Protecting the Right to Vote Is ‘the Most Important Fight of Our Times’

Former Secretary of State Hillary Clinton spoke about the need to guarantee fair and secure elections during an event held at GW.

September 18, 2019

Alt Text

Former Secretary of State Hillary Clinton said voter suppression and cyber security vulnerabilities pose a threat to American democracy while speaking at the Marvin Center on Tuesday. (Harrison Jones/ GW Today)

By Kristen Mitchell

Former Secretary of State Hillary Clinton said that American democracy is under attack, with gerrymandering, voter ID laws and the possibility of election system hacking all jeopardizing voting rights and threatening to strip Americans of their voice in the electoral process. 

Put simply, she said, defending democracy cannot be a spectator sport. 

“I really believe we are at a moment of national soul searching,” Ms. Clinton said. “To anyone who has ever wondered what you would have done during previous defining moments in our history; whether you would have risked arrest to demand votes for women or bled on the Edmund Pettus Bridge to demand voting rights for all, the answer is what you’re doing right now is of historic significance.

“This is one of those moments, we stand at a crossroads of our own, a crisis in democracy.”

Ms. Clinton delivered the keynote address at “In Defense of American Democracy,” a day-long event sponsored by the Albert Shanker Institute, the American Federation of Teachers and Onward Together, an organization founded and led by Ms. Clinton. The event was held at the George Washington University Marvin Center on Tuesday. To mark Constitution Day, the 2016 Democratic presidential nominee laid out the obstacles she thinks candidates will face leading up to the 2020 election.

There were “sweeping efforts” to prevent Native Americans living on reservations from casting ballots in the 2018 midterm election, and Stacy Abrams would be governor of Georgia right now if registered voters weren’t kicked off the rolls, Ms. Clinton said. Voter suppression and voter purging are pressing concerns in the face of unsubstantiated claims about rampant voter fraud.

“The president of the United States is lying to Americans to delegitimize the democratic process,” Ms. Clinton said. “Yes, of course it’s abhorrent, it’s delusional, but it’s also strategic, and that should bother every one of us.”

The result has been a deliberate and ongoing effort to undermine the integrity of our elections and to silence the voices of millions of Americans, she said.

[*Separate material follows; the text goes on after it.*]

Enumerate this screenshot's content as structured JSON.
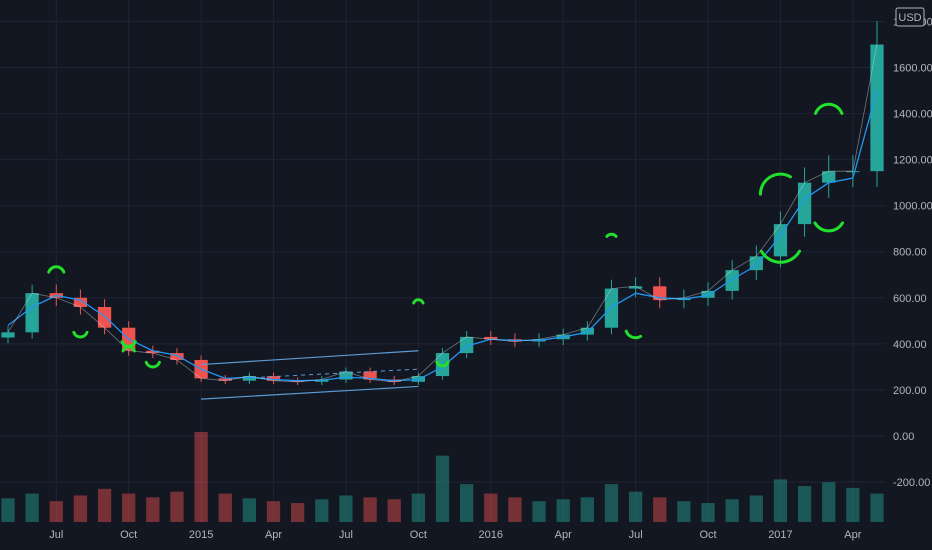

All the while, those same individuals have stayed mostly silent on the real voter fraud uncovered in North Carolina.

Hillary Clinton

While speaking at the Marvin Center, Ms. Clinton said the United States needs to take concrete steps to protect American elections from hacking and foreign interference. (Harrison Jones/ GW Today)

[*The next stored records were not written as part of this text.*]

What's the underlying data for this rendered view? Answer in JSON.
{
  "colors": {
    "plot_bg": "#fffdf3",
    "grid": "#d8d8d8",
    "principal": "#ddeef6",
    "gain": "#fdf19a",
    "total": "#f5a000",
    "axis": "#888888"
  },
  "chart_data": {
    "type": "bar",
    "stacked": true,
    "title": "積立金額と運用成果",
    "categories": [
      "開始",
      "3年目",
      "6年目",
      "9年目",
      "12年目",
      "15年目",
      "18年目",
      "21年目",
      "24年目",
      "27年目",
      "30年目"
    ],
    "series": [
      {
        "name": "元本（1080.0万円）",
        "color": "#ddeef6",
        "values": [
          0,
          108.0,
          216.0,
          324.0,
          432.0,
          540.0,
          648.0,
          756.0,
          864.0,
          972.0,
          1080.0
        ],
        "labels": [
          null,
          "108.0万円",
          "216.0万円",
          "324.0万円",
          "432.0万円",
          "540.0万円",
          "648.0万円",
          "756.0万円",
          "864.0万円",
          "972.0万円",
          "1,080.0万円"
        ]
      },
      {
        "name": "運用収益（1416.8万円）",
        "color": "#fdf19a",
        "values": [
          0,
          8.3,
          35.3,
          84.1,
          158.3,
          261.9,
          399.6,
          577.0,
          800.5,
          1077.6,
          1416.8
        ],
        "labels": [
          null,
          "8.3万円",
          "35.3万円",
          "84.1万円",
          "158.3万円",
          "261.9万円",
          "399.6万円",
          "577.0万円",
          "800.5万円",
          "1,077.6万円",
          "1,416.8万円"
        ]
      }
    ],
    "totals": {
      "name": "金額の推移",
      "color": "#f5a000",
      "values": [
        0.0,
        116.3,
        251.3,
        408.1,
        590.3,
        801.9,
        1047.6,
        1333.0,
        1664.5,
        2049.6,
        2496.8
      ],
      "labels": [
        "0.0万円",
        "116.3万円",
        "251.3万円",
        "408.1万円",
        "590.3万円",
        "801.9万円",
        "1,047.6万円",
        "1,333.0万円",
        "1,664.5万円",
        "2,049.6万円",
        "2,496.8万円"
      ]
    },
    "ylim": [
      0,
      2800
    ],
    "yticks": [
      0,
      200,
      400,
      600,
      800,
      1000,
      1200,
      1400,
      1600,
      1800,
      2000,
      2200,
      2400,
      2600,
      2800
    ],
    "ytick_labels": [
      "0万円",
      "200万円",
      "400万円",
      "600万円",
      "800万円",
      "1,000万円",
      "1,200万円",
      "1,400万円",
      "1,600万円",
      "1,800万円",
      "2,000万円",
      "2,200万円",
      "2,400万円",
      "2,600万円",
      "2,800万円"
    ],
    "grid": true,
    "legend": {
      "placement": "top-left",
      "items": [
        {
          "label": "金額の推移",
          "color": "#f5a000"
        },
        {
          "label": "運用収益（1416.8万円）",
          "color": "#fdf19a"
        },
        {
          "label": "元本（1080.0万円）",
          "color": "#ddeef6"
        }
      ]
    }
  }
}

Ms. Clinton also warned candidates that if they haven’t had their personal and campaign emails hacked yet, it is only a matter of time. Cyber security is an essential component to protecting a modern democracy, but it’s a challenge for campaigns to manage this task on their own. She called for a national commitment on cyber security to address this issue.

Leaders should also be concerned about false online stories that use technology to change or misconstrue their words. Earlier this year, a computer-altered video of Speaker Nancy Pelosi circulated online. Many social media and entertainment platforms were slow to remove the video, and Facebook declined to remove it, saying there was no stipulation that content posted on the platform had to be truthful. President Donald Trump’s reelection campaign has invested heavily in Facebook advertising, which Ms. Clinton said he uses to “spread fake endorsements and outright lies” about Democratic candidates.

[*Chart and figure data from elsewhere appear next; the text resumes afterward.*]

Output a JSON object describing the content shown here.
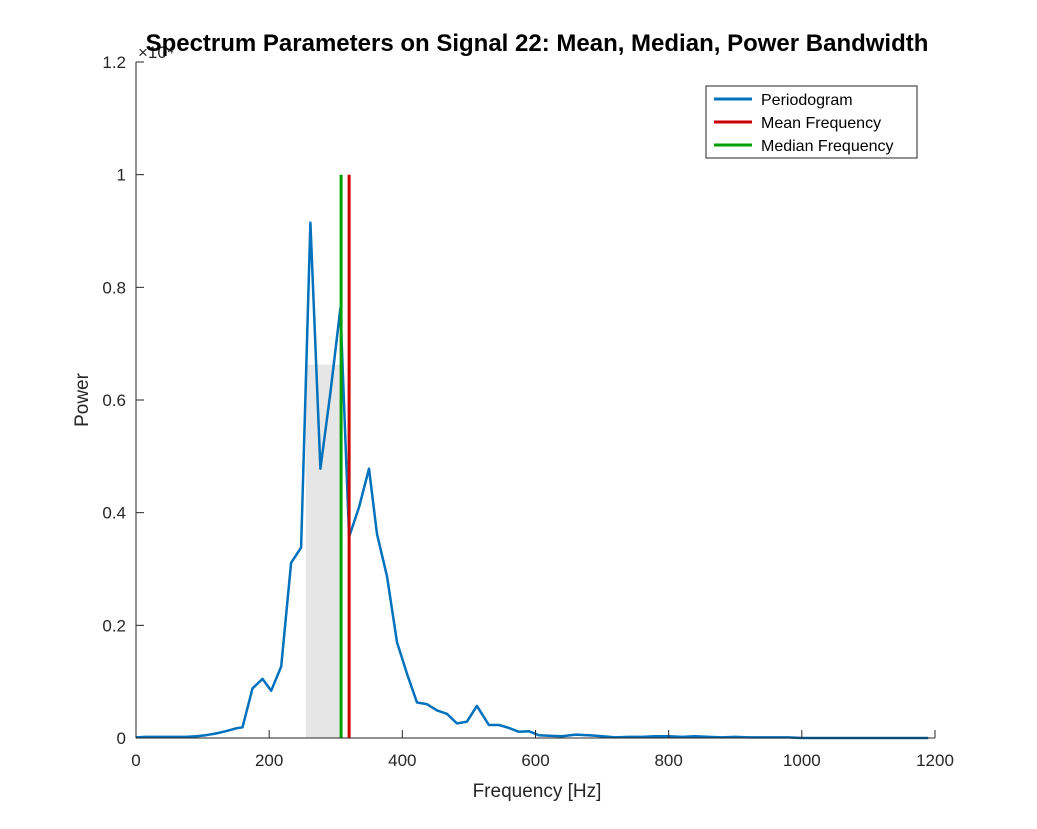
{
  "chart_data": {
    "type": "line",
    "title": "Spectrum Parameters on Signal 22: Mean, Median, Power Bandwidth",
    "xlabel": "Frequency [Hz]",
    "ylabel": "Power",
    "y_exponent_label": "×10⁴",
    "xlim": [
      0,
      1200
    ],
    "ylim": [
      0,
      12000
    ],
    "xticks": [
      0,
      200,
      400,
      600,
      800,
      1000,
      1200
    ],
    "xtick_labels": [
      "0",
      "200",
      "400",
      "600",
      "800",
      "1000",
      "1200"
    ],
    "yticks": [
      0,
      2000,
      4000,
      6000,
      8000,
      10000,
      12000
    ],
    "ytick_labels": [
      "0",
      "0.2",
      "0.4",
      "0.6",
      "0.8",
      "1",
      "1.2"
    ],
    "grid": false,
    "legend_position": "top-right",
    "series": [
      {
        "name": "Periodogram",
        "color": "#0072BD",
        "x": [
          0,
          15,
          30,
          45,
          60,
          75,
          90,
          105,
          120,
          135,
          150,
          160,
          175,
          190,
          203,
          218,
          233,
          248,
          262,
          277,
          292,
          307,
          320,
          335,
          350,
          362,
          377,
          392,
          407,
          422,
          437,
          452,
          467,
          482,
          497,
          512,
          530,
          545,
          560,
          575,
          590,
          605,
          620,
          640,
          660,
          680,
          700,
          720,
          740,
          760,
          780,
          800,
          820,
          840,
          860,
          880,
          900,
          920,
          940,
          960,
          980,
          1000,
          1050,
          1100,
          1150,
          1190
        ],
        "y": [
          10,
          20,
          20,
          20,
          20,
          20,
          30,
          50,
          80,
          120,
          170,
          190,
          880,
          1050,
          840,
          1270,
          3110,
          3380,
          9150,
          4780,
          6130,
          7630,
          3570,
          4100,
          4780,
          3620,
          2870,
          1700,
          1140,
          630,
          600,
          490,
          430,
          260,
          290,
          570,
          230,
          230,
          180,
          110,
          120,
          50,
          40,
          30,
          60,
          50,
          30,
          10,
          20,
          20,
          30,
          30,
          20,
          30,
          20,
          10,
          20,
          10,
          10,
          10,
          10,
          0,
          0,
          0,
          0,
          0
        ]
      },
      {
        "name": "Mean Frequency",
        "color": "#CC0000",
        "x": [
          320,
          320
        ],
        "y": [
          0,
          10000
        ]
      },
      {
        "name": "Median Frequency",
        "color": "#00A000",
        "x": [
          308,
          308
        ],
        "y": [
          0,
          10000
        ]
      }
    ],
    "power_bandwidth": {
      "x_range": [
        255,
        310
      ],
      "level": 6630,
      "color": "#E6E6E6"
    }
  }
}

The fourth obstacle to a free and fair election in 2020 is the lack of security in the election system itself, Ms. Clinton said.

The Mueller Report found that the Russian government interfered in a “sweeping and systematic fashion” in the 2016 election. Many states are not prepared to defend themselves against threats like remote access software in election management systems or Internet-connected ballot scanners vulnerable to being hacked.

The House of Representatives passed a bill that aims to address election security concerns, however, there is little hope it will get through the Senate. Without changing the law and real investment, there is no way for the United States to have secure elections, she said.

“When we add this all up, we have a fundamental set of threats to the bedrock of our democracy,” she said. “Anyone who stands in the way of confronting those threats, from Mitch McConnell and his allies to the president himself, is abdicating their responsibility to protect and defend the Constitution.”

Ms. Clinton’s address was followed by a series of panels related to the concerns she outlined. Speakers included Eric Holder, former attorney general of the United States, and Andrew Gillum, 2018 Democratic nominee for governor of Florida, who participated in a discussion about voter rights and suppression. Sen. Ron Wyden (D-Ore.) also gave remarks.